Case ID: ad3d_153/html/1143-01.html
Source: Caselaw Access Project
Author: {"author": "", "license": "Public Domain", "url": "https://static.case.law/"}
Date Created: 2024-08-24T03:29:51.129683

In the Matter of 322 West 47th Street HDFC, Respondent, v Margie Loo, Appellant, et al., Respondent.
    [61 NYS3d 204]
   Order of the Appellate Term of the Supreme Court, First Department, entered on or about February 25, 2016, which affirmed a final judgment of the Civil Court, New York County (Arlene H. Hahn, J.), entered on or about July 30, 2015, which, after a nonjury trial, awarded possession of respondent tenant’s apartment to petitioner landlord in this summary holdover proceeding, unanimously affirmed, without costs.

We decline to reach in the interest of justice tenant’s unpreserved argument, raised for the first time in reply papers, that she was not served with a pretermination notice that is required where, as here, the catch-all “good cause” ground is cited by the landlord as the basis to terminate her tenancy (see generally 24 CFR 247.3). Were we to entertain the argument, we would find it unavailing as the purpose of such notice is to provide tenant with advance notice of his or her alleged conduct that would be grounds for termination pursuant to 24 CFR 247.3 (a) (4). Here, tenant admitted that she had been fully aware that her nonpurchase of apartment 5R’s shares upon the building’s conversion to a subsidized low income cooperative housing project, pursuant to an eviction offering plan, could subject her to eviction. Moreover, tenant’s failure to raise the notice issue constituted a waiver of such claim and does not implicate the court’s subject matter jurisdiction (see generally 433 W. Assoc. v Murdock, 276 AD2d 360 [1st Dept 2000]).

Tenant’s claim of an alleged inability to purchase the shares to her apartment upon the building’s conversion is also unpreserved, and we decline to reach it in the interest of justice.

Tenant’s argument that landlord’s issuance to her of successive rent-stabilized leases following the building’s cooperative conversion constituted a waiver of landlord’s rights under the eviction offering plan, or otherwise afforded a basis to estop landlord from evicting pursuant to the terms of the eviction offering plan, is unavailing. A nonprofit cooperative corporation organized under article XI of the Private Housing Finance Law, as here, is statutorily exempt from rent stabilization (see 546 W. 156th St. HDFC v Smalls, 43 AD3d 7, 11 [1st Dept 2007]; Matter of Georgetown Unsold Shares, LLC v Ledet, 130 AD3d 99, 103-106 [2d Dept 2015], appeal dismissed 26 NY3d 1141 [2016]).

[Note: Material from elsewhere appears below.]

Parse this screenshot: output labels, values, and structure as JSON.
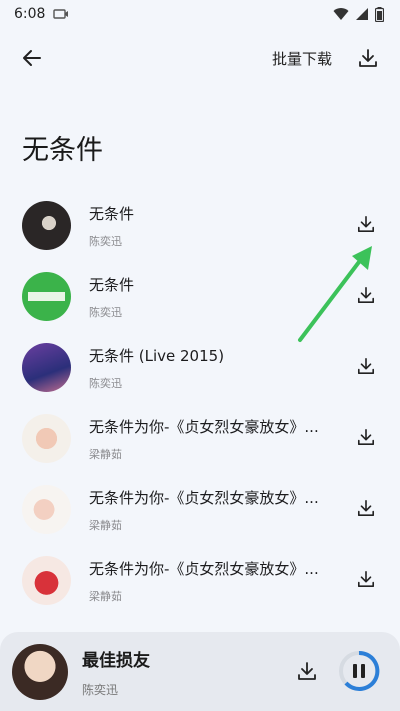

As stated by this Court in Smalls, “That the parties [associated with a Housing Development Fund Corporation (HDFC)] may have treated the premises as subject to rent stabilization does not defeat the statutory exclusion from regulation. ‘Such an exemption is not subject to waiver or equitable estoppel’ ” (43 AD3d at 11, quoting 512 E. 11th St. HDFC v Grimmet, 181 AD2d 488, 489 [1st Dept 1992], appeal dismissed 80 NY2d 892 [1992]). Here, notwithstanding the passage of 20 years since the instant HDFC’s conversion, its statutory existence and management terms as to tenant’s apartment remained unchanged, and may not be waived.

We find no basis to estop landlord from now evicting tenant simply because it could have done so nearly 20 years ago, pursuant to the terms of the eviction offering plan. Landlord’s challenged actions were not entirely inconsistent with the terms of its eviction offering plan. As previously noted, landlord is exempt from the rent stabilization laws. Further, the parties themselves cannot simply agree to opt into or out of rent stabilization (see generally Smalls, 43 AD3d at 14). Tenant’s rights to a rent-stabilized lease expired, when her first postconversion lease ended (General Business Law § 352-eeee [2] [d] [ii]).

Finally, tenant’s argument that the traverse hearing court erred in sustaining service of the termination notice upon her because “reasonable application” to effect such service was not established (RPAPL 735 [1]), is unavailing. The credited evidence at the traverse hearing established that the process server attempted to serve tenant at her residential building both during reasonable business hours and nonbusiness hours, on two separate days that she was admittedly likely to be at home; however, since the process server could get no closer to tenant’s apartment than the building’s front door, after repeatedly ringing the doorbell to her apartment, he affixed the notice of termination conspicuously to the building’s front door and subsequently complied with the attendant mailing requirement (see generally F.I. duPont, Glore Forgan & Co. v Chen, 41 NY2d 794 [1977]; cf. Eight Assoc. v Hynes, 102 AD2d 746 [1st Dept 1984], affd 65 NY2d 739 [1985]).

Concur — Friedman, J.P., Webber, Gesmer and Kern, JJ.